Staff told 'they’ll be gotten on way home' as retailers highlight shoplifting issues

Staff told 'they’ll be gotten on way home' as retailers highlight shoplifting issues

Damage to a shop in Dublin following the riots in the city. File picture: RollingNews.ie

A Dublin retailer has described how the recent riots in the city had made him feel “very prophetic” after he wrote to Justice Minister Helen McEntee in July to tell her that “something very serious is going to happen”.

Michael O’Sullivan, the proprietor of a Spar on Talbot Street, just off O’Connell Street in the city centre, wrote to Ms McEntee after an assault on American tourist Stephen Termini close to his shop, which left Mr Termini in a coma, to say the incident had been “nothing unusual for me”.

Addressing the Oireachtas trade committee, convened to discuss the issue of shoplifting which is estimated to cost the economy €1.6bn per year, Mr O’Sullivan said he had told Ms McEntee that “there is foreboding in the city centre, something is building, something very serious is going to happen”.

Mr O’Sullivan claimed he notes between five and 10 incidents of thieving in his shop each day.

On a recent Sunday morning, four youths had attempted to steal two crates of beer and three bottles of wine from his store. When he had challenged them he had been kicked in the side, forcing him to let his assailants go.

That’s where the serious stuff is, where you don’t know their level, if you have to let them go or not.

He said that despite having pressed the store’s panic button, and Store Street Garda Station only being 300 yards away, it had been eight minutes before gardaí arrived on the scene.

The committee heard repeatedly that a lack of Garda presence and obvious deterrents has fueled the rise in shoplifting and petty thefts of retailers across the country.
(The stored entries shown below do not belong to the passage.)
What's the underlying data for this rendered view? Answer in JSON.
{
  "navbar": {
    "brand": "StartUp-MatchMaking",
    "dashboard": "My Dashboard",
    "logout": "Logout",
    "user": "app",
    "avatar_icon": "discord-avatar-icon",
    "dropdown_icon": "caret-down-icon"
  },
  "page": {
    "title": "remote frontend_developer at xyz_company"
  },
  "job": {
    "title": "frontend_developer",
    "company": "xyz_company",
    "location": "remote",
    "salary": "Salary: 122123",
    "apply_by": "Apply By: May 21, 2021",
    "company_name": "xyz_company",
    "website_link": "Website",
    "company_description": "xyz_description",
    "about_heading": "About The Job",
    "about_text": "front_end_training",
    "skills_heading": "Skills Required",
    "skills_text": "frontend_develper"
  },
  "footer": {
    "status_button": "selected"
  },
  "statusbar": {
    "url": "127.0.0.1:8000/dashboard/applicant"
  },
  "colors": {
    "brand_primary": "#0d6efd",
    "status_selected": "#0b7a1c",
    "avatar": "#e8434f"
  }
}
Colin Fee, the proprietor of three stores in Dundalk, one of which “is a lot more troublesome than the others”, said that one particular offender who was aged under 16 “must’ve done us 100 times”.

“The older he got the more vicious and aggressive he got. He ended up pulling a knife. Now he’s in Oberstown. Why did it take so long?” he said.

Mr Fee noted that abuse of his staff is “constant every day, they’re being threatened, they’re being abused”.

“We’ve got staff who are being told they’ll be gotten on their way home,” he said.

Mr Fee said the constant robbery incidents he is now dealing with have made him consider his future.

“The last few years I’m thinking, why am I doing this? And I’m thinking it more and more,” he said.

'They come in organised gangs...on their wretched electric scooters'

Noel Dunne, a Centra owner on Parnell Street in Dublin, said that he is “out €60,000 or €70,000 a year before we turn on a light” due to constant low-level robbery incidents.

“If we do a stock take it’s at least €25,000 a year in lost stock alone,” he said, adding that paying a security guard for 25 hours per week costs him an additional €35,000 per annum, and yet still he knows that “€30,000 will walk out the door no matter what”.

“They come in organised gangs, four or five in it together, they come on their wretched electric scooters, 14- to 16-year-olds, and they’re completely brazen because they know they can’t be touched, they run out the door and that’s it,” he said.

Mr Dunne noted that he has 14 security cameras, which “may seem excessive, but nothing is better than a uniform walking past my store”.

He said that following the Dublin riots, four of his workers who are migrants wouldn’t come to work in the following days as they feared for their safety. He said his store had been a “nicer” place to work in the weeks after due to heightened Garda presence in the city during that time.

Calling for a revamp in terms of the community Garda system, he said that his problems stem from a “tiny minority” and that his customers want to come back to support him.

“Absolutely people want to come back. They want to help their city, to defy this thing,” he said.